Since the 1960s, Saudi Arabia's kings have appointed a second deputy prime minister that serves as a de facto crown prince-in-waiting. The previous two crown princes, former Defense Minister Sultan bin Abdulaziz and former Interior Minister Naif bin Abdulaziz, died in October 2011 and June 2012, respectively, and on neither occasion was a second deputy prime minister appointed. After Naif died, his younger brother Salman, who had take over as defense minister, was informally designated crown prince.Naif, Sultan and Salman hail from the Sudairi clan. In theory, Salman could appoint Ahmed bin Abdulaziz, the next in line in the Sudairi clan, as crown prince. However, appointing Ahmed is problematic for several reasons. His appointment would break the tradition of having two brothers as king and crown prince. The Sudairis have held a disproportionate amount of power since the 1970s, and other clans want some balance. Salman would not want to upset the balance of power within the royal family at such a critical moment in Saudi Arabia's history. Moreover, Ahmed is technically unqualified for the position of crown prince: Naif's son Mohammed bin Naif recently replaced Ahmed as the interior minister.

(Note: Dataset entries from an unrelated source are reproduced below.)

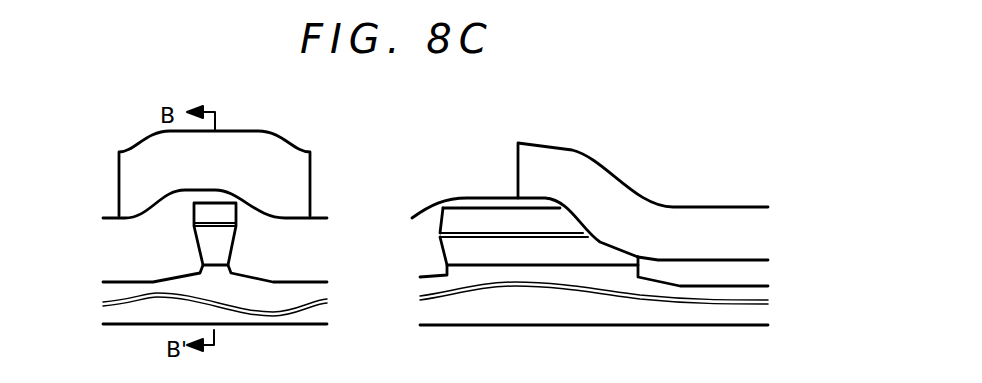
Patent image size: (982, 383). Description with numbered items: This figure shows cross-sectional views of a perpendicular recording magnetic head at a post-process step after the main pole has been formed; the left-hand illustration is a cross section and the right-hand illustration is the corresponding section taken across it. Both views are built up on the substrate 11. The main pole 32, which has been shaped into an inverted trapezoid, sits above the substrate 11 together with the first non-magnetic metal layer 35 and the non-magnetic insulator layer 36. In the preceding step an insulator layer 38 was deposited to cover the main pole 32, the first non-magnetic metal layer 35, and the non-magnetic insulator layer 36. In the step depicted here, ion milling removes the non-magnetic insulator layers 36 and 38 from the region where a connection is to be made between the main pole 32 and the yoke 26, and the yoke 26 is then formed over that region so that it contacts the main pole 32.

The substrate 11 is at (452, 317).
The yoke 26 is at (238, 153).
The main pole 32 is at (223, 253).
The first non-magnetic metal layer 35 is at (200, 222).
The non-magnetic insulator layer 36 is at (213, 215).
The insulator layer 38 is at (303, 252).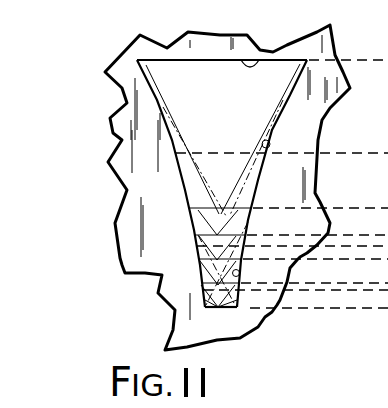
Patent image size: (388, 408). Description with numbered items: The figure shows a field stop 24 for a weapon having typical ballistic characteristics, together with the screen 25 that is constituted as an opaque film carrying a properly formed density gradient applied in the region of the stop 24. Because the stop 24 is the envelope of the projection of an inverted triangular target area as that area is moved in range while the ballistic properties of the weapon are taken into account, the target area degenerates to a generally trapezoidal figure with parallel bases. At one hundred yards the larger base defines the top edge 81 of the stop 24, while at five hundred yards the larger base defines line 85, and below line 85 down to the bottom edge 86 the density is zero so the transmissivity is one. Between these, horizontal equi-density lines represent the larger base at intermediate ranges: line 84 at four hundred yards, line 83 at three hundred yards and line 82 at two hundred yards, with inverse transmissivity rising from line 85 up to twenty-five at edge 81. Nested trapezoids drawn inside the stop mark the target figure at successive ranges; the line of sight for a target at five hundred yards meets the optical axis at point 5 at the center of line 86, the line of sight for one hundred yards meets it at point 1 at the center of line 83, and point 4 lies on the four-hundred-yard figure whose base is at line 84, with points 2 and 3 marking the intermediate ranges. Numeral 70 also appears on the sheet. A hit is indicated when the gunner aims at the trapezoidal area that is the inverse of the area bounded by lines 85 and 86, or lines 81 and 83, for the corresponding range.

The point 1 is at (212, 212).
The second layer level 2 is at (212, 234).
The third layer level 3 is at (214, 258).
The point 4 is at (214, 282).
The point 5 is at (216, 306).
The stop 24 is at (330, 62).
The screen 25 is at (270, 142).
The sheet reference 70 is at (374, 392).
The top edge 81 is at (258, 60).
The line 82 is at (200, 150).
The line 83 is at (255, 194).
The line 84 is at (250, 236).
The line 85 is at (240, 273).
The bottom edge 86 is at (237, 306).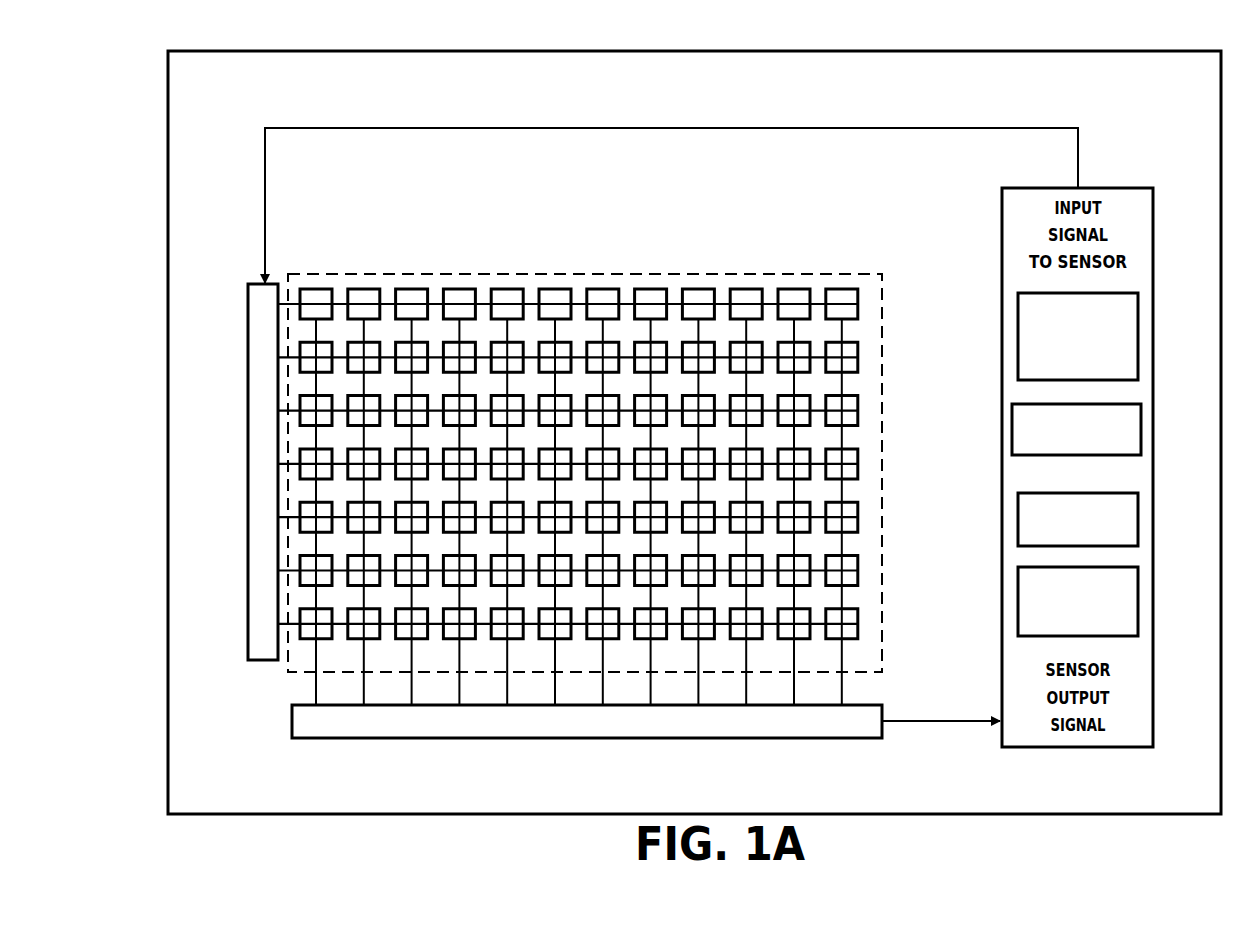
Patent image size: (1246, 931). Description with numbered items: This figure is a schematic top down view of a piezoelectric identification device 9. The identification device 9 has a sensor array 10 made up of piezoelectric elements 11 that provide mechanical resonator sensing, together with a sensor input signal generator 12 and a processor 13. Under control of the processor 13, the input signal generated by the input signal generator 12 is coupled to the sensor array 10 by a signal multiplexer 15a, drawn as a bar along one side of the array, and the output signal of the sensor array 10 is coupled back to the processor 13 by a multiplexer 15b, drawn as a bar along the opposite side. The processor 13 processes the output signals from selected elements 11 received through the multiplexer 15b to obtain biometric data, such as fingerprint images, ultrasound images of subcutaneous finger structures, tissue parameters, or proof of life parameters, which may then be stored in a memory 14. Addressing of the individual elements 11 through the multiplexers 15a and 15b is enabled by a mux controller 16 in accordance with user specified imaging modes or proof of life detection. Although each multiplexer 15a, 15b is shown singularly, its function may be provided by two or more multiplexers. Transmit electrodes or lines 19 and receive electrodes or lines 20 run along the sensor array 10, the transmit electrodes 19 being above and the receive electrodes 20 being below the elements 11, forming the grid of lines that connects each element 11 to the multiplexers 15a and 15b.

The piezoelectric identification device 9 is at (358, 50).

In fact, there are only a few second-generation princes alive who have the qualifications to become crown prince. Former intelligence chief Prince Muqrin bin Abdulaziz appears to be a suitable candidate. He is the youngest surviving son of the founder of the modern kingdom, was recently named a top adviser to the king and reportedly is in good health. However, the fact that his mother is Yemeni renders his appointment questionable.
Another possibility is Prince Sattam bin Abdulaziz, a longtime deputy governor of Riyadh province, who became governor when Salman took over as defense minister in October 2011. But Sattam is too uncharismatic and too inexperienced to be heir apparent.
With so few options from the second generation, third-generation princes now have a greater chance to become crown prince — a critical evolution in the Saudi dynasty. Stratfor sources have reported that someone from the al-Faisal clan could be appointed as crown prince. Among the options are Foreign Minister Prince Saud al-Faisal, his brother Prince Turki al-Faisal, who was the kingdom's longest serving intelligence chief, and their half-brother Prince Khalid al-Faisal, the governor of Mecca.
Saud is very ill and is unlikely to be appointed. Turki's career ended when he resigned as ambassador to the United Kingdom after a spat with King Abdullah. That leaves Khalid, who is considered a strong contender for the position. He shares a lineage with the founder of Wahhabism, and his tenure in Mecca has endeared him to the religious establishment. Considered a pragmatic official, Khalid is well respected within the kingdom.
Khalid's appointment is far from assured. Also in contention for the post is Prince Mitab bin Abdullah, one of King Abdullah's sons, who heads the Saudi Arabian National Guard. But one likely trend is emerging amid all the uncertainty: The next crown prince could very well come from the third generation, and he will become king of Saudi Arabia when Salman is dead.
What this means is that the number of potential crown princes — and therefore, kings — has grown, and the old ways of huddling together and deciding succession no longer work. This is why Abdullah decreed a succession law in 2006 that created the Allegiance Council, which is supposed to elect the king and the crown prince. The problem is that this system assumes a basic democratic tradition among the royal family; such a tradition has never existed, and there is no reason to assume that one will exist in the near future.
As a result, there will be an added potential for rifts among the various House of Saud clans and with them the risk of instability in the world's biggest oil exporter. Given the uncertainty brought on by the Arab Spring, that risk could spread throughout the region.